When we left, a guy teased us about leaving early. Gayle decided to give him a hard time back, and made me tell him she had waited all night to dance with him. He promised to dance with us tomorrow, as we are going to the same place. Then, a salsa came on, and I danced in my street shoes right there in the back of the room with him. I needed that! I often play hooky from tango in Bs As and go salsa dancing one night while I'm here (Azucar Club is good).

Cab drivers in Bs As

I am fond of cab drivers here in Buenos Aires. I don't know if they are as well-spoken and educated in other places because I usually walk places or take the bus when I'm out of Portland. Here, get them talking, and watch them go!

On the way to the dance, we got a cab driver who talked about the traffic and how it's changed in the past ten years.
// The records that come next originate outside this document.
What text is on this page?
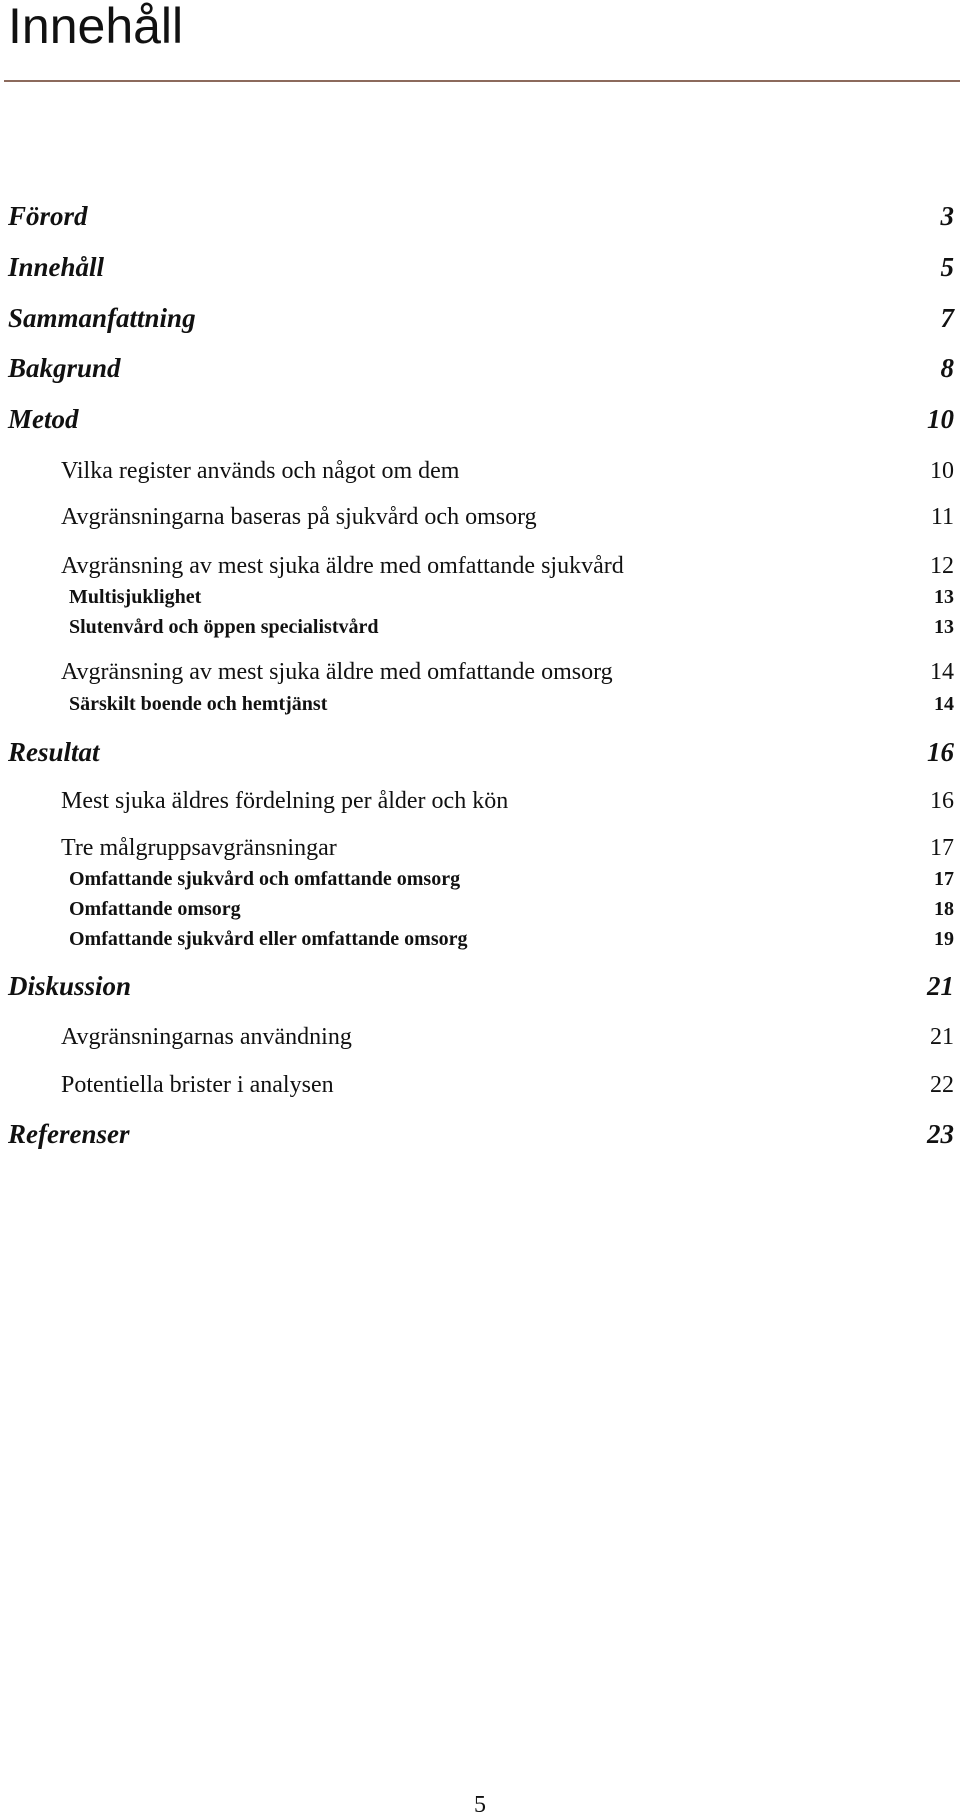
Innehåll
Förord	3
Innehåll	5
Sammanfattning	7
Bakgrund	8
Metod	10
Vilka register används och något om dem	10
Avgränsningarna baseras på sjukvård och omsorg	11
Avgränsning av mest sjuka äldre med omfattande sjukvård	12
Multisjuklighet	13
Slutenvård och öppen specialistvård	13
Avgränsning av mest sjuka äldre med omfattande omsorg	14
Särskilt boende och hemtjänst	14
Resultat	16
Mest sjuka äldres fördelning per ålder och kön	16
Tre målgruppsavgränsningar	17
Omfattande sjukvård och omfattande omsorg	17
Omfattande omsorg	18
Omfattande sjukvård eller omfattande omsorg	19
Diskussion	21
Avgränsningarnas användning	21
Potentiella brister i analysen	22
Referenser	23
5
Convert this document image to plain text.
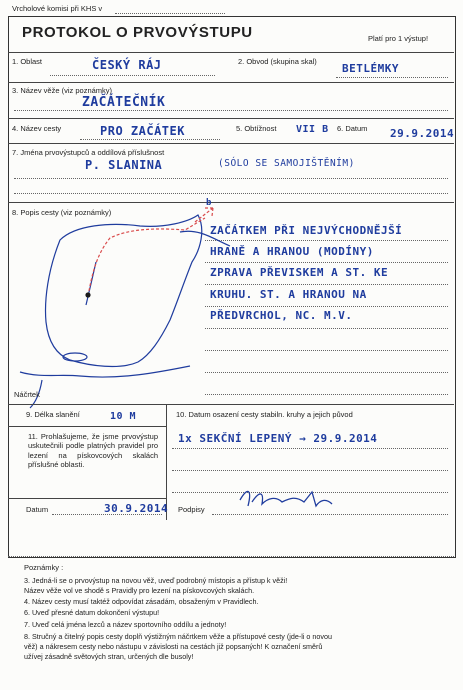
Vrcholové komisi při KHS v
PROTOKOL O PRVOVÝSTUPU	Platí pro 1 výstup!
1. Oblast	ČESKÝ RÁJ	2. Obvod (skupina skal)
BETLÉMKY
3. Název věže (viz poznámky)
ZAČÁTEČNÍK
4. Název cesty	PRO ZAČÁTEK	5. Obtížnost VII B 6. Datum 29.9.2014
7. Jména prvovýstupců a oddílová příslušnost
P. SLANINA	(SÓLO SE SAMOJIŠTĚNÍM)
8. Popis cesty (viz poznámky)
b
ZAČÁTKEM PŘI NEJVÝCHODNĚJŠÍ
HRANĚ A HRANOU (MODÍNY)
ZPRAVA PŘEVISKEM A ST. KE
KRUHU. ST. A HRANOU NA
PŘEDVRCHOL, NC. M.V.
Náčrtek
9. Délka slanění	10 M	10. Datum osazení cesty stabiln. kruhy a jejich původ
1x SEKČNÍ LEPENÝ → 29.9.2014
11. Prohlašujeme, že jsme prvovýstup uskutečnili podle platných pravidel pro lezení na pískovcových skalách příslušné oblasti.
Datum	30.9.2014 Podpisy
Poznámky :
3. Jedná-li se o prvovýstup na novou věž, uveď podrobný místopis a přístup k věži!
Název věže vol ve shodě s Pravidly pro lezení na pískovcových skalách.
4. Název cesty musí taktéž odpovídat zásadám, obsaženým v Pravidlech.
6. Uveď přesné datum dokončení výstupu!
7. Uveď celá jména lezců a název sportovního oddílu a jednoty!
8. Stručný a čitelný popis cesty doplň výstižným náčrtkem věže a přístupové cesty (jde-li o novou
věž) a nákresem cesty nebo nástupu v závislosti na cestách již popsaných! K označení směrů
užívej zásadně světových stran, určených dle busoly!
On the way back, we hit a gold mine of economic information. It's amazing how commenting on the weather, or the traffic, or the temperature morphs into an interesting discussion.
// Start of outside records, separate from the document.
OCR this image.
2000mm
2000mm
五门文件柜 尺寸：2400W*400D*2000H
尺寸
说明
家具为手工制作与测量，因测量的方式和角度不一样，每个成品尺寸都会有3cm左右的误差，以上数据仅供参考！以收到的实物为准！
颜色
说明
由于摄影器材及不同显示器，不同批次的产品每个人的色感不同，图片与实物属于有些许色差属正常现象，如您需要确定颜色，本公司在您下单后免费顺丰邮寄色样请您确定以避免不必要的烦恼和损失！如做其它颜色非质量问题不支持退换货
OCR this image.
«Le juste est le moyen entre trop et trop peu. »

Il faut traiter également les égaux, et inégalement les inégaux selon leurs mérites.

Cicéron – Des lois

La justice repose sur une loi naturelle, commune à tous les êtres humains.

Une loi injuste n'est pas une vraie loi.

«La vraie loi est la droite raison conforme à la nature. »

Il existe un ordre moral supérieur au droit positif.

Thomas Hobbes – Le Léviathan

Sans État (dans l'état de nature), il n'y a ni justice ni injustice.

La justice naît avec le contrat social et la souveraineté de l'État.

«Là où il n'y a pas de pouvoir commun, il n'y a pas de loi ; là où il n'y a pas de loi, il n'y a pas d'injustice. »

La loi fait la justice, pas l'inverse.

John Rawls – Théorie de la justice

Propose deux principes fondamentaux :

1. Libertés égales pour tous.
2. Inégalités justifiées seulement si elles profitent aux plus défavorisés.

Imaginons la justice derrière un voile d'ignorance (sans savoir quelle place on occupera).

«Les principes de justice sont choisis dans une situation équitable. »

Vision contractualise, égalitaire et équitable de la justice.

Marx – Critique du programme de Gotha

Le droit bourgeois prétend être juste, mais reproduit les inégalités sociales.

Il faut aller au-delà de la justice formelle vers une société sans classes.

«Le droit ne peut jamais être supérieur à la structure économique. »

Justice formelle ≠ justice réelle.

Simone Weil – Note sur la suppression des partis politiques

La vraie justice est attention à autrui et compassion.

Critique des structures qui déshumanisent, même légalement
On the way home, the cabbie sat in front of our destination for about five minutes, still talking about the past twenty years in Argentina. I tried valiantly to keep up the translation for Gayle while listening and converting it to English in my head. Here are the salient points for thought:

  • Because of recent events in Argentine history, Argentines are realists. They don't live in a bubble that is going to explode and make them face reality, as he feels folks do in Europe and the USA.
  • Since so many bad things happened to individuals in Argentina during the dictatorships, everyone knows that you need to work in solidarity with friends and family and other Argentines to fight for rights. He feels that Americans are concerned only with themselves, and can't work together like this because we haven't experienced enough crisis for us to mature yet.
  • With the hyperinflation in the 1980s of 300-400% per month, the current 10-15% is nothing. He said they can get through this with no problem because everyone remembers how much worse it was before.
  • He told us about how money was not circulating at all at one point, and people went to fairs and bartered goods in order to eat. He said only six people had work on his block, and each would get a different product and share, in order to survive.
  • In 2008, the government took steps to inject money into the local economy. He feels that they have been "immunized" to withstand the current global slide, and suggested that if Argentina took a leadership role, we could reduce the global crisis.

I find this impressive, as an "immature" American who does not know statistics for my own country's economic state during my lifetime. It's time to get educated!